On March 23, Mountain Challenge hosted its first ever Camp 4 outdoor recreation session. Camp 4 is a fitness initiative that was created by the members of Mountain Challenge and the MC athletic community to help combat inactivity on the campus in a fun, new way.
Camp 4 will now occur every Wednesday from 3:30-6:30 p.m. Activities like scaling the Alpine Tower, working the climbing cave, or using the free weights are available all afternoon. Beginning at 4:15 p.m., Wendy Guillaume, a professional instructor, hosts a personal fitness class, and at 5:15 p.m., they wrap up with yoga taught by certified instructor Valery Soltis.
For students, staff, and faculty, this experience is completely free of charge, and for outside community members, a special pricing system has been worked out. Adults start at $10 and kids at $5, and if they take one of Camp 4’s special courtesy cards, the holder gets 50 percent off after four visits. If the card holder reaches seven visits, they get in for free.
For right now, the Camp 4 team plans to keep the activity schedule the same, but they’re exploring the possibility of expanding in the future to incorporate exercises in the College Woods and maybe even add bike rides.

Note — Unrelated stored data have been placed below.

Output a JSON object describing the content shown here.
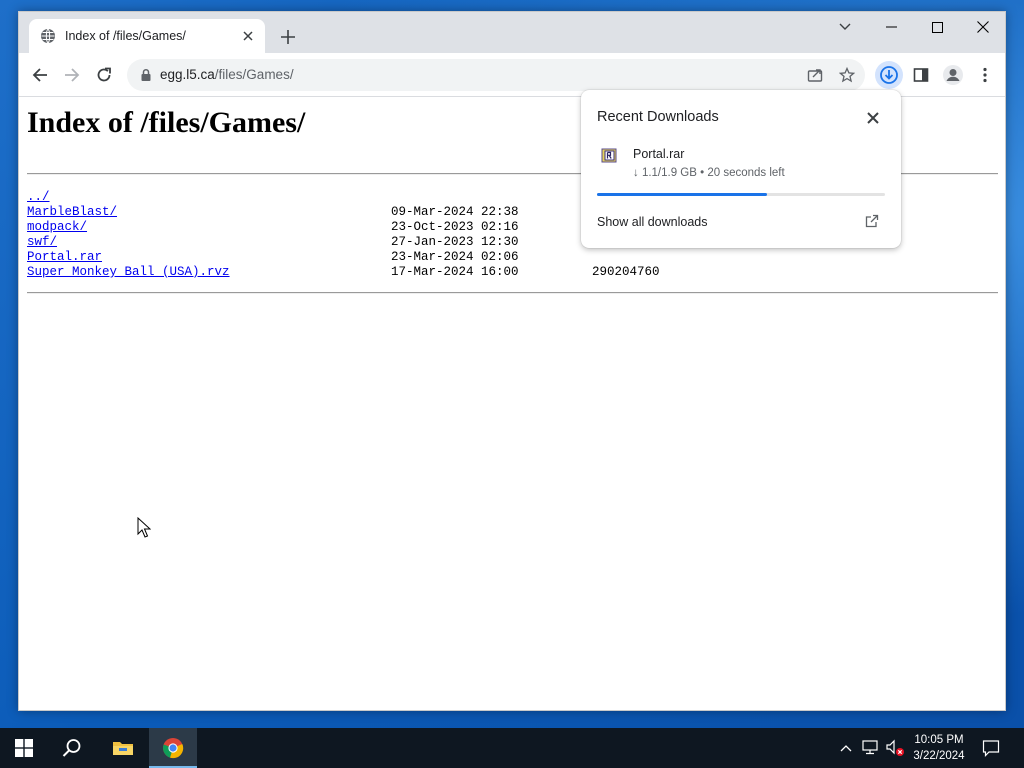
{
  "browser": {
    "tab": {
      "title": "Index of /files/Games/"
    },
    "address": {
      "host": "egg.l5.ca",
      "path": "/files/Games/"
    }
  },
  "page": {
    "heading": "Index of /files/Games/",
    "entries": [
      {
        "name": "../",
        "date": "",
        "size": ""
      },
      {
        "name": "MarbleBlast/",
        "date": "09-Mar-2024 22:38",
        "size": ""
      },
      {
        "name": "modpack/",
        "date": "23-Oct-2023 02:16",
        "size": ""
      },
      {
        "name": "swf/",
        "date": "27-Jan-2023 12:30",
        "size": ""
      },
      {
        "name": "Portal.rar",
        "date": "23-Mar-2024 02:06",
        "size": ""
      },
      {
        "name": "Super Monkey Ball (USA).rvz",
        "date": "17-Mar-2024 16:00",
        "size": "290204760"
      }
    ]
  },
  "downloads_bubble": {
    "title": "Recent Downloads",
    "item": {
      "filename": "Portal.rar",
      "status": "↓ 1.1/1.9 GB • 20 seconds left",
      "progress": 0.59
    },
    "show_all_label": "Show all downloads"
  },
  "taskbar": {
    "time": "10:05 PM",
    "date": "3/22/2024"
  },
  "colors": {
    "accent": "#1a73e8",
    "link": "#0000ee",
    "taskbar": "#0e1721"
  }
}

MC senior Caitlyn Hogg, one of the main pioneers on the project, was motivated to help jump start Camp 4 by her thesis, which focuses on physical activity and how to implement a physical fitness plan through MC.
How do we get the people who aren’t student athletes to be active? This was the question Hogg and the Mountain Challenge staff were asking themselves when they came up with the idea for the program.

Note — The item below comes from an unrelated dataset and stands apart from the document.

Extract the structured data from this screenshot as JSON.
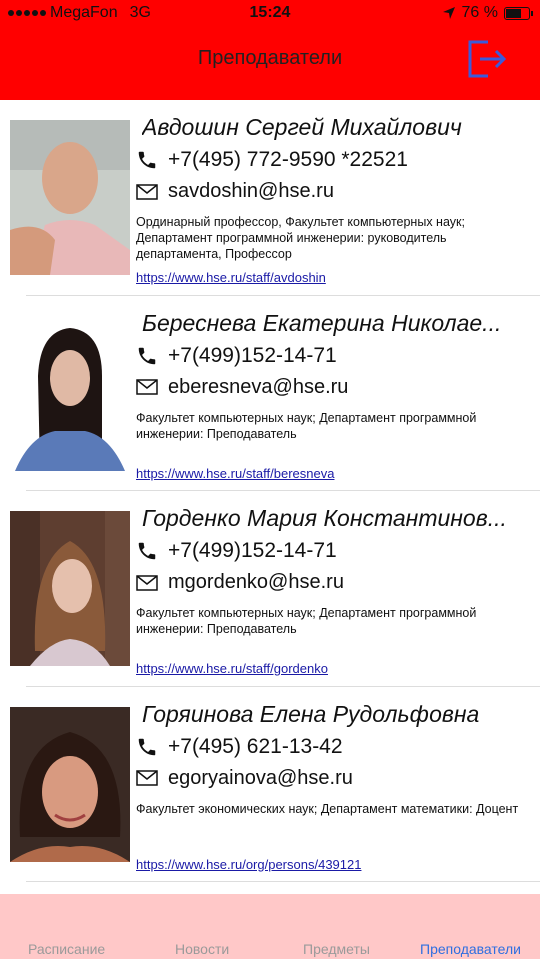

Hogg was not the first to ask this question. As Mountain Challenge founder, Bruce Guillaume had been pondering the Camp 4 idea for a while. Hogg went on to explain that the inspiration for Camp 4 came from the popular campground location in Yosemite National Park by the same name.
“People go there to climb. They work their stamina and flexibility. So we wanted to create a program that people can join to practice and expand their personal fitness,” Hogg said. “We wanted to create something FOR the student body.”

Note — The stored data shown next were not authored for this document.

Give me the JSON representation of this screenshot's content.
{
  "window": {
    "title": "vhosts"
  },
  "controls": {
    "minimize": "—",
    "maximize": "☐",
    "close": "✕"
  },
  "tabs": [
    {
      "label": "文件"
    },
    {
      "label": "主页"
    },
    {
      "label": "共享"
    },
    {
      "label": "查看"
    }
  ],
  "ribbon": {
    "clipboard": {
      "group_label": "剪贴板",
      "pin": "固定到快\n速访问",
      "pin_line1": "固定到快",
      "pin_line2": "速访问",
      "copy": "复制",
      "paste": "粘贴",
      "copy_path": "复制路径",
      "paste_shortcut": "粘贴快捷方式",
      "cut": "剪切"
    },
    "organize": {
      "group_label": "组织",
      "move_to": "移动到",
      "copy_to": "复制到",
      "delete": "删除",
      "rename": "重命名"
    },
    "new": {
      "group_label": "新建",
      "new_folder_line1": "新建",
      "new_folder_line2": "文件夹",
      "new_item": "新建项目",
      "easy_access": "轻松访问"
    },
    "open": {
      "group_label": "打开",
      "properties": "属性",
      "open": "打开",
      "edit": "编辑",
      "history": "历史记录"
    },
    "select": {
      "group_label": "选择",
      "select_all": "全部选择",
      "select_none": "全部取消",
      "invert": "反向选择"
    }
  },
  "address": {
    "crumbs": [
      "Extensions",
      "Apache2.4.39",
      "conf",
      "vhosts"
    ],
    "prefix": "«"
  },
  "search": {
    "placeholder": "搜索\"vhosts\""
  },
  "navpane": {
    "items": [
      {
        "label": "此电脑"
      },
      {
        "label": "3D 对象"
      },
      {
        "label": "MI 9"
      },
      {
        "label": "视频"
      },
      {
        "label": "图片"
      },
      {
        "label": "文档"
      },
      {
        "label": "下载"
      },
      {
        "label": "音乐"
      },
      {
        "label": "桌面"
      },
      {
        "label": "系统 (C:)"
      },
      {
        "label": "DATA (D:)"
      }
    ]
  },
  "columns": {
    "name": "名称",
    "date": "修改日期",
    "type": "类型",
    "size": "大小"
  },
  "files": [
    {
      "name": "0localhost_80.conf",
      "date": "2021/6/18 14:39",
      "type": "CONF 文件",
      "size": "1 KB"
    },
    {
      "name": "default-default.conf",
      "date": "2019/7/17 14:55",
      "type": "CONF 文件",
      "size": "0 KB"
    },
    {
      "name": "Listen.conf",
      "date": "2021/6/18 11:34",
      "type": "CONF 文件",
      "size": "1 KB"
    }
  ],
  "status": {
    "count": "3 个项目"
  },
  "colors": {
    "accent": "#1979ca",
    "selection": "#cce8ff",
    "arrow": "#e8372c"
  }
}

However, this fitness initiative isn’t exclusively for the students of MC. An integral part of the program is community outreach, and the team that is working to promote Camp 4 on campus worked just as hard to get community members to participate as well.
They went out to local businesses like Vienna Coffee House to distribute fliers, and their social media presence has been strong from the beginning – thanks to members of their team like Tobi Scott and Rachel An.
On their first day, the Camp 4 team was able to bring in 15 MC students and three community members. The second day yielded an even greater turnout.
Perhaps one of the most unique parts of the entire program is how it’s run. Senior Brad Hampton, an intern for Mountain Challenge, says that it’s really the student aspect that’s important.
“Bruce basically asked if I was willing to be all in with Mountain Challenge, and since then I’ve been excited to help cultivate his idea,” Hampton said. “Camp 4 provides opportunities you cannot find anywhere else, and everything you see being done is run by students.”